What Drives Positive Selection in the Drosophila piRNA Machinery? The Genomic Autoimmunity Hypothesis

Abstract

In animals, PIWI-interacting RNAs (piRNAs) play a crucial role in genome defense. Moreover, because piRNAs can be maternally transmitted, they contribute to the epigenetic profile of inheritance. Multiple studies, especially in Drosophila, have demonstrated that the machinery of piRNA biogenesis is often the target of positive selection. Because transposable elements (TEs) are a form of genetic parasite, positive selection in the piRNA machinery is often explained by analogy to the signatures of positive selection commonly observed in genes that play a role in host-parasite dynamics. However, the precise mechanisms that drive positive selection in the piRNA machinery are not known. In this review, we outline several mechanistic models that might explain pervasive positive selection in the piRNA machinery of Drosophila species. We propose that recurrent positive selection in the piRNA machinery can be partly explained by an ongoing tension between selection for sensitivity required by genome defense and selection for specificity to avoid the off-target effects of maladaptive genic silencing by piRNA.

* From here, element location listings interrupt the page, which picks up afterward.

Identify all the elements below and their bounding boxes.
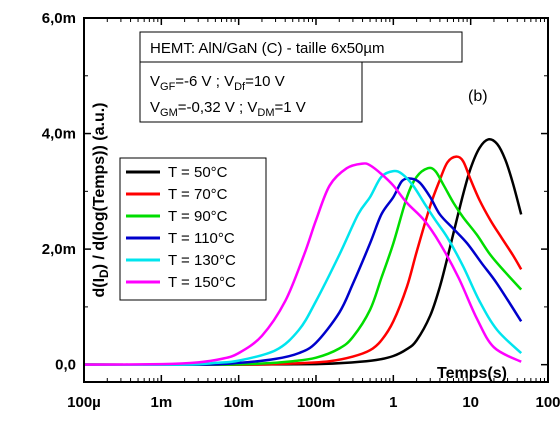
legend-label: T = 130°C — [168, 252, 236, 269]
condition-1-sub-2: Df — [234, 81, 246, 93]
y-tick-label: 4,0m — [42, 126, 76, 143]
chart-title: HEMT: AlN/GaN (C) - taille 6x50µm — [150, 40, 385, 57]
conditions-box — [139, 61, 363, 123]
legend-label: T = 70°C — [168, 186, 228, 203]
y-axis-title-post: ) / d(log(Temps)) (a.u.) — [91, 102, 108, 269]
panel-label: (b) — [468, 88, 488, 105]
condition-2-end: =1 V — [275, 99, 306, 116]
legend: T = 50°C T = 70°C T = 90°C T = 110°C T = 130… — [126, 164, 236, 291]
x-tick-label: 1 — [389, 394, 397, 411]
x-tick-label: 1m — [150, 394, 172, 411]
series-line-5 — [83, 169, 523, 367]
y-tick-label: 2,0m — [42, 241, 76, 258]
condition-1-end: =10 V — [245, 73, 285, 90]
legend-label: T = 150°C — [168, 274, 236, 291]
y-axis-title: d(ID) / d(log(Temps)) (a.u.) — [91, 102, 111, 297]
condition-2-mid: =-0,32 V ; V — [178, 99, 258, 116]
x-tick-label: 100µ — [67, 394, 101, 411]
series-line-4 — [83, 177, 523, 367]
series-lines — [83, 137, 523, 367]
condition-1-mid: =-6 V ; V — [175, 73, 234, 90]
x-tick-label: 100m — [297, 394, 335, 411]
x-axis-title: Temps(s) — [437, 365, 507, 382]
condition-2-sub-1: GM — [160, 107, 178, 119]
tick-labels: 100µ 1m 10m 100m 1 10 100 0,0 2,0m 4,0m 6,0m — [42, 10, 560, 411]
x-tick-label: 10m — [224, 394, 254, 411]
plot-frame — [83, 17, 549, 383]
legend-label: T = 110°C — [168, 230, 235, 247]
series-line-1 — [83, 137, 523, 366]
condition-1-sub-1: GF — [160, 81, 176, 93]
condition-1-part: V — [150, 73, 160, 90]
series-line-6 — [83, 162, 522, 366]
condition-2-sub-2: DM — [257, 107, 274, 119]
legend-label: T = 90°C — [168, 208, 228, 225]
conditions-line-1: VGF=-6 V ; VDf=10 V — [150, 73, 285, 93]
y-tick-label: 0,0 — [55, 357, 76, 374]
x-tick-label: 10 — [462, 394, 479, 411]
conditions-line-2: VGM=-0,32 V ; VDM=1 V — [150, 99, 306, 119]
condition-2-part: V — [150, 99, 160, 116]
legend-label: T = 50°C — [168, 164, 228, 181]
y-axis-title-pre: d(I — [91, 278, 108, 298]
y-tick-label: 6,0m — [42, 10, 76, 27]
y-axis-title-sub: D — [97, 269, 111, 278]
x-tick-label: 100 — [535, 394, 560, 411]
legend-box — [119, 157, 267, 301]
series-line-2 — [83, 155, 523, 367]
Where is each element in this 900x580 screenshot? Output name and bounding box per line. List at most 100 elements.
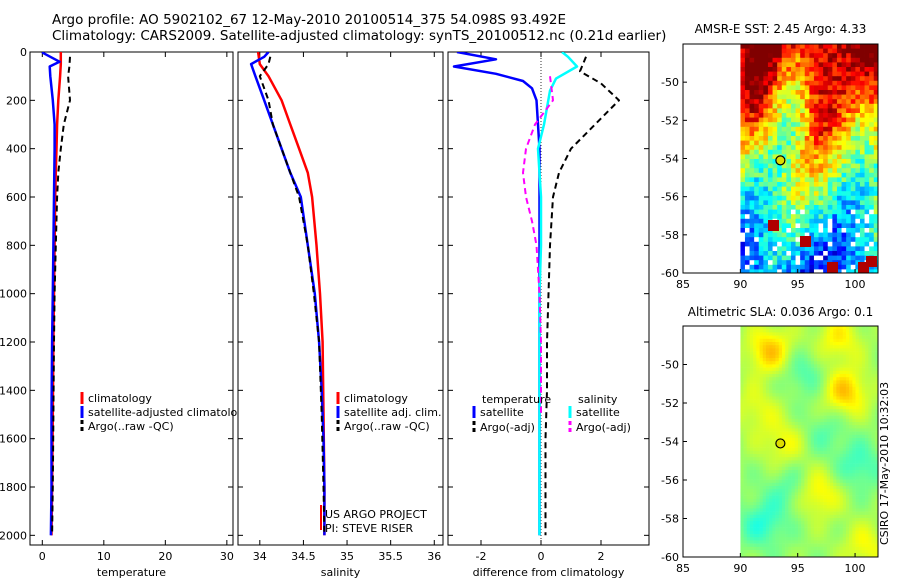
altimetric-sla-cell	[759, 393, 764, 397]
amsr-sst-cell	[777, 71, 783, 77]
altimetric-sla-cell	[775, 390, 780, 394]
amsr-sst-cell	[855, 149, 861, 155]
altimetric-sla-cell	[749, 438, 754, 442]
altimetric-sla-cell	[756, 351, 760, 356]
altimetric-sla-cell	[781, 406, 786, 410]
amsr-sst-cell	[763, 149, 769, 155]
altimetric-sla-cell	[865, 342, 869, 346]
altimetric-sla-cell	[845, 386, 850, 391]
altimetric-sla-cell	[861, 534, 866, 538]
altimetric-sla-cell	[839, 396, 844, 400]
altimetric-sla-cell	[762, 447, 767, 452]
altimetric-sla-cell	[807, 342, 812, 346]
amsr-sst-cell	[763, 251, 769, 256]
altimetric-sla-cell	[810, 377, 815, 381]
altimetric-sla-cell	[836, 396, 840, 400]
altimetric-sla-cell	[769, 354, 773, 359]
altimetric-sla-cell	[740, 489, 744, 493]
amsr-sst-cell	[772, 149, 778, 155]
altimetric-sla-cell	[762, 367, 767, 372]
altimetric-sla-cell	[829, 479, 834, 484]
amsr-sst-cell	[859, 237, 865, 243]
altimetric-sla-cell	[743, 444, 748, 448]
amsr-sst-cell	[846, 108, 852, 114]
altimetric-sla-cell	[794, 386, 799, 391]
amsr-sst-cell	[873, 246, 879, 252]
altimetric-sla-cell	[823, 546, 828, 551]
altimetric-sla-cell	[865, 329, 869, 333]
altimetric-sla-cell	[743, 345, 748, 349]
altimetric-sla-cell	[858, 524, 863, 528]
altimetric-sla-cell	[788, 396, 792, 400]
altimetric-sla-cell	[756, 553, 760, 557]
altimetric-sla-cell	[836, 534, 840, 538]
altimetric-sla-cell	[810, 418, 815, 423]
altimetric-sla-cell	[759, 402, 764, 407]
amsr-sst-cell	[823, 57, 829, 63]
altimetric-sla-cell	[823, 502, 828, 506]
amsr-sst-cell	[744, 269, 750, 273]
altimetric-sla-cell	[807, 489, 812, 493]
altimetric-sla-argo-marker	[775, 438, 786, 449]
amsr-sst-cell	[777, 264, 783, 270]
altimetric-sla-cell	[778, 361, 783, 365]
altimetric-sla-cell	[855, 364, 860, 368]
altimetric-sla-cell	[858, 406, 863, 410]
altimetric-sla-cell	[753, 447, 757, 452]
altimetric-sla-cell	[826, 393, 831, 397]
altimetric-sla-cell	[794, 361, 799, 365]
altimetric-sla-cell	[874, 338, 879, 343]
altimetric-sla-cell	[762, 402, 767, 407]
amsr-sst-cell	[786, 260, 792, 266]
altimetric-sla-cell	[743, 537, 748, 541]
altimetric-sla-cell	[765, 508, 770, 512]
altimetric-sla-cell	[813, 463, 818, 468]
amsr-sst-cell	[786, 44, 792, 49]
amsr-sst-cell	[813, 149, 819, 155]
altimetric-sla-cell	[772, 546, 776, 551]
amsr-sst-cell	[827, 145, 833, 151]
altimetric-sla-cell	[797, 543, 802, 548]
altimetric-sla-cell	[849, 383, 853, 388]
altimetric-sla-cell	[791, 383, 796, 388]
altimetric-sla-cell	[797, 406, 802, 410]
altimetric-sla-cell	[788, 470, 792, 474]
amsr-sst-cell	[790, 71, 796, 77]
altimetric-sla-cell	[849, 441, 853, 445]
amsr-sst-cell	[846, 99, 852, 105]
amsr-sst-cell	[786, 117, 792, 123]
altimetric-sla-cell	[746, 390, 751, 394]
altimetric-sla-cell	[833, 534, 837, 538]
amsr-sst-cell	[832, 57, 838, 63]
altimetric-sla-cell	[746, 473, 751, 477]
altimetric-sla-cell	[765, 370, 770, 375]
amsr-sst-cell	[809, 232, 815, 238]
altimetric-sla-cell	[810, 428, 815, 432]
amsr-sst-cell	[744, 149, 750, 155]
amsr-sst-cell	[846, 163, 852, 169]
altimetric-sla-cell	[765, 470, 770, 474]
amsr-sst-cell	[873, 85, 879, 91]
altimetric-sla-cell	[743, 502, 748, 506]
amsr-sst-cell	[767, 191, 773, 197]
altimetric-sla-cell	[759, 351, 764, 356]
amsr-sst-cell	[850, 200, 856, 206]
amsr-sst-cell	[740, 191, 746, 197]
altimetric-sla-cell	[785, 332, 789, 336]
amsr-sst-cell	[869, 44, 875, 49]
altimetric-sla-cell	[756, 377, 760, 381]
altimetric-sla-cell	[823, 345, 828, 349]
altimetric-sla-cell	[829, 431, 834, 436]
altimetric-sla-cell	[791, 370, 796, 375]
altimetric-sla-cell	[874, 425, 879, 429]
amsr-sst-cell	[740, 264, 746, 270]
amsr-sst-cell	[818, 80, 824, 86]
altimetric-sla-cell	[778, 463, 783, 468]
altimetric-sla-cell	[746, 345, 751, 349]
amsr-sst-cell	[855, 62, 861, 68]
altimetric-sla-cell	[801, 537, 805, 541]
altimetric-sla-cell	[743, 505, 748, 509]
altimetric-sla-cell	[839, 402, 844, 407]
altimetric-sla-cell	[797, 463, 802, 468]
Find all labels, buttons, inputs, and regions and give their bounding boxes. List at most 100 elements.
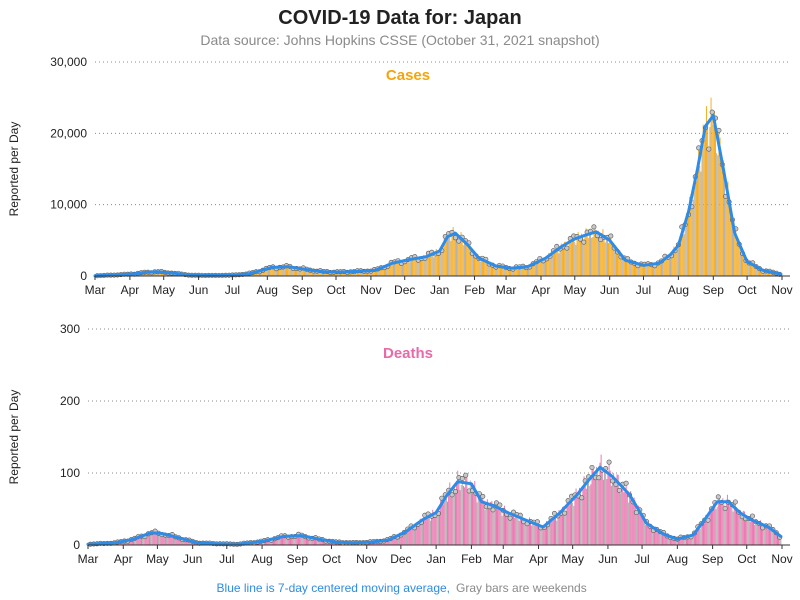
deaths-daily-bar: [511, 510, 513, 545]
deaths-daily-bar: [318, 538, 320, 545]
deaths-daily-bar: [466, 474, 468, 545]
chart-title: COVID-19 Data for: Japan: [278, 7, 521, 29]
cases-daily-bar: [477, 253, 479, 276]
cases-daily-bar: [659, 261, 661, 276]
deaths-daily-bar: [443, 501, 445, 545]
deaths-daily-bar: [608, 462, 610, 545]
deaths-daily-bar: [620, 493, 621, 545]
deaths-daily-bar: [474, 480, 476, 545]
cases-daily-bar: [593, 226, 595, 276]
deaths-daily-bar: [705, 514, 707, 545]
cases-daily-bar: [701, 140, 703, 276]
cases-daily-marker: [709, 109, 715, 115]
deaths-daily-bar: [262, 541, 264, 545]
cases-daily-bar: [637, 265, 639, 276]
deaths-daily-marker: [579, 495, 585, 501]
deaths-y-tick-label: 200: [60, 394, 80, 408]
deaths-daily-bar: [416, 522, 418, 545]
cases-daily-bar: [280, 267, 282, 276]
deaths-daily-bar: [703, 522, 704, 545]
cases-daily-bar: [506, 266, 508, 276]
cases-y-axis-label: Reported per Day: [7, 122, 21, 217]
cases-daily-bar: [374, 270, 376, 276]
cases-daily-bar: [522, 266, 524, 276]
deaths-daily-bar: [582, 489, 584, 545]
cases-daily-bar: [545, 258, 546, 276]
deaths-daily-bar: [764, 523, 766, 545]
cases-daily-marker: [591, 224, 597, 230]
deaths-daily-bar: [666, 535, 668, 545]
cases-daily-bar: [541, 261, 543, 276]
cases-daily-bar: [560, 243, 562, 276]
deaths-daily-bar: [647, 521, 649, 545]
deaths-daily-bar: [291, 536, 293, 545]
cases-daily-bar: [552, 250, 554, 276]
deaths-daily-bar: [713, 504, 715, 545]
deaths-daily-bar: [395, 536, 397, 545]
cases-daily-bar: [409, 260, 411, 276]
deaths-daily-bar: [655, 526, 657, 545]
deaths-daily-bar: [510, 516, 512, 545]
cases-daily-bar: [566, 248, 568, 276]
cases-daily-bar: [497, 265, 499, 276]
chart-subtitle: Data source: Johns Hopkins CSSE (October…: [200, 32, 599, 48]
deaths-daily-marker: [623, 480, 629, 486]
cases-daily-bar: [263, 269, 265, 276]
deaths-daily-bar: [630, 491, 632, 545]
deaths-daily-bar: [701, 520, 703, 545]
cases-daily-bar: [496, 267, 498, 276]
deaths-x-tick-label: Aug: [251, 552, 272, 566]
cases-daily-bar: [414, 256, 416, 276]
deaths-daily-bar: [665, 536, 667, 545]
cases-daily-bar: [300, 269, 302, 276]
cases-daily-bar: [725, 196, 727, 276]
deaths-daily-bar: [288, 535, 290, 545]
deaths-daily-bar: [503, 505, 505, 545]
deaths-daily-bar: [559, 512, 561, 545]
deaths-daily-bar: [286, 537, 288, 545]
deaths-daily-bar: [294, 536, 296, 545]
deaths-daily-bar: [716, 506, 718, 545]
deaths-daily-bar: [515, 516, 517, 545]
deaths-daily-bar: [706, 516, 708, 545]
deaths-daily-bar: [407, 529, 409, 545]
cases-daily-bar: [750, 264, 751, 276]
cases-daily-bar: [415, 256, 417, 276]
cases-x-tick-label: Dec: [394, 283, 415, 297]
cases-daily-bar: [728, 201, 730, 276]
deaths-daily-bar: [632, 501, 634, 545]
deaths-daily-bar: [538, 523, 539, 545]
deaths-daily-bar: [267, 539, 269, 545]
deaths-daily-bar: [319, 539, 321, 545]
cases-daily-bar: [729, 213, 731, 276]
deaths-daily-bar: [535, 525, 537, 545]
cases-daily-bar: [261, 269, 263, 276]
cases-daily-bar: [272, 266, 274, 276]
cases-daily-bar: [646, 266, 648, 276]
cases-daily-bar: [514, 266, 516, 276]
deaths-daily-bar: [740, 515, 742, 545]
deaths-daily-marker: [490, 507, 496, 513]
deaths-x-tick-label: Sep: [287, 552, 309, 566]
deaths-daily-bar: [564, 513, 566, 545]
cases-daily-bar: [287, 266, 289, 276]
cases-daily-bar: [530, 264, 532, 276]
cases-daily-bar: [602, 229, 604, 276]
cases-daily-bar: [447, 238, 448, 276]
deaths-daily-bar: [633, 497, 635, 545]
deaths-daily-bar: [547, 524, 549, 545]
deaths-daily-bar: [303, 537, 305, 545]
cases-daily-bar: [575, 244, 577, 276]
cases-daily-bar: [685, 215, 687, 276]
deaths-daily-bar: [682, 538, 684, 545]
deaths-daily-bar: [530, 521, 532, 545]
cases-daily-bar: [751, 263, 753, 276]
cases-daily-bar: [307, 269, 309, 276]
deaths-daily-bar: [402, 531, 404, 545]
deaths-daily-bar: [712, 510, 714, 545]
deaths-daily-bar: [652, 530, 654, 545]
deaths-daily-bar: [400, 534, 402, 545]
deaths-daily-bar: [729, 506, 731, 545]
cases-daily-bar: [627, 258, 629, 276]
cases-daily-bar: [443, 238, 445, 276]
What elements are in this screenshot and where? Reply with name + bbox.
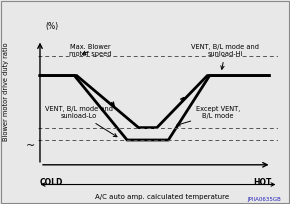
Text: HOT: HOT bbox=[253, 178, 271, 187]
Text: COLD: COLD bbox=[40, 178, 64, 187]
Text: (%): (%) bbox=[45, 22, 58, 31]
Text: JPIIA0635GB: JPIIA0635GB bbox=[248, 197, 281, 202]
Text: VENT, B/L mode and
sunload-Hi: VENT, B/L mode and sunload-Hi bbox=[191, 44, 260, 69]
Text: Blower motor drive duty ratio: Blower motor drive duty ratio bbox=[3, 42, 9, 141]
Text: A/C auto amp. calculated temperature: A/C auto amp. calculated temperature bbox=[95, 194, 229, 200]
Text: VENT, B/L mode and
sunload-Lo: VENT, B/L mode and sunload-Lo bbox=[45, 106, 117, 137]
Text: Max. Blower
motor speed: Max. Blower motor speed bbox=[69, 44, 112, 57]
Text: Except VENT,
B/L mode: Except VENT, B/L mode bbox=[177, 106, 240, 126]
Text: ~: ~ bbox=[26, 141, 35, 151]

Keywords: Red Queen; host-parasite; piRNA; positive selection; selfish elements; transposable element.

Figure 1

The piRNA biogenesis and silencing pathway. dN/dS estimates, indicated with varying intensity of red, between D. melanogaster and D. simulans piRNA pathway components were obtained from the flyDIVaS web server [81], with the exception of estimates for ago3, deadlock, Yb, maelstrom, rhino, squash, vasa, and valois. dN/dS estimates for these missing genes were obtained by through our analysis.

Figure 2

Models for TE evasion of the piRNA machiney. A. General pathway for piRNA silencing with cluster insert that becomes source of anti-sense piRNA, followed by transcriptional and post-transcriptional gene silencing. B. Direct antagonism. A TE encoded antagonist of a piRNA effector. Here, a TE encoded protein (red) interferes with a PIWI protein (blue) directed slicing reaction. An evolutionary change in the PIWI protein (blue) allows it to silence the mRNA of the TE. C. Evasion. Specialized localization of the TE mRNA (either temporal or physical) allows the TE mRNA to avoid being a target. Separation in space or time is indicated with the green line. Adaptation in the PIWI protein (blue) allows it re-localize and silence the TE mRNA. D. Cluster evasion. A newly arriving TE proliferates within the genome, but avoids inserting into a cluster. A change in protein sequence (perhaps in rhino, as has been proposed [52]) facilitates TE insertion into the cluster, leading to subsequent piRNA silencing of the TE family.

Figure 3

Evolutionary Rate Covariation analysis of piRNA proteins across the Drosophila genus. Results were obtained from [84]. Proteins in the middle of the table share the greatest signature of co-evolution. Evolutionary Rate Covariation (ERC) analysis measures the degree to which changes in one protein (relative to background) are correlated with changes in another (also relative to background). The analysis is performed by estimating branch specific amino acid divergence across a phylogeny. Here, branch specific amino acid divergence was estimated for 12 sequenced species of the Drosophila genus. Significance is measured relative to the genomic background of all pairwise covariation estimates. Some proteins are not available due to lack of clear orthologs in divergent species. Above the diagonal: ERC values. Values range from -1 to 1, with values closer to 1 indicate higher levels of covariation. Red intensity above diagonal scales with strength of correlation. Below the diagonal: P values. P values were determined empirically relative to background. Red intensity below diagonal scales with degree of significance. Significant co-variation across the piRNA machinery is demonstrated by a Z-score of observed P values being equal to -15.4 (P << .001).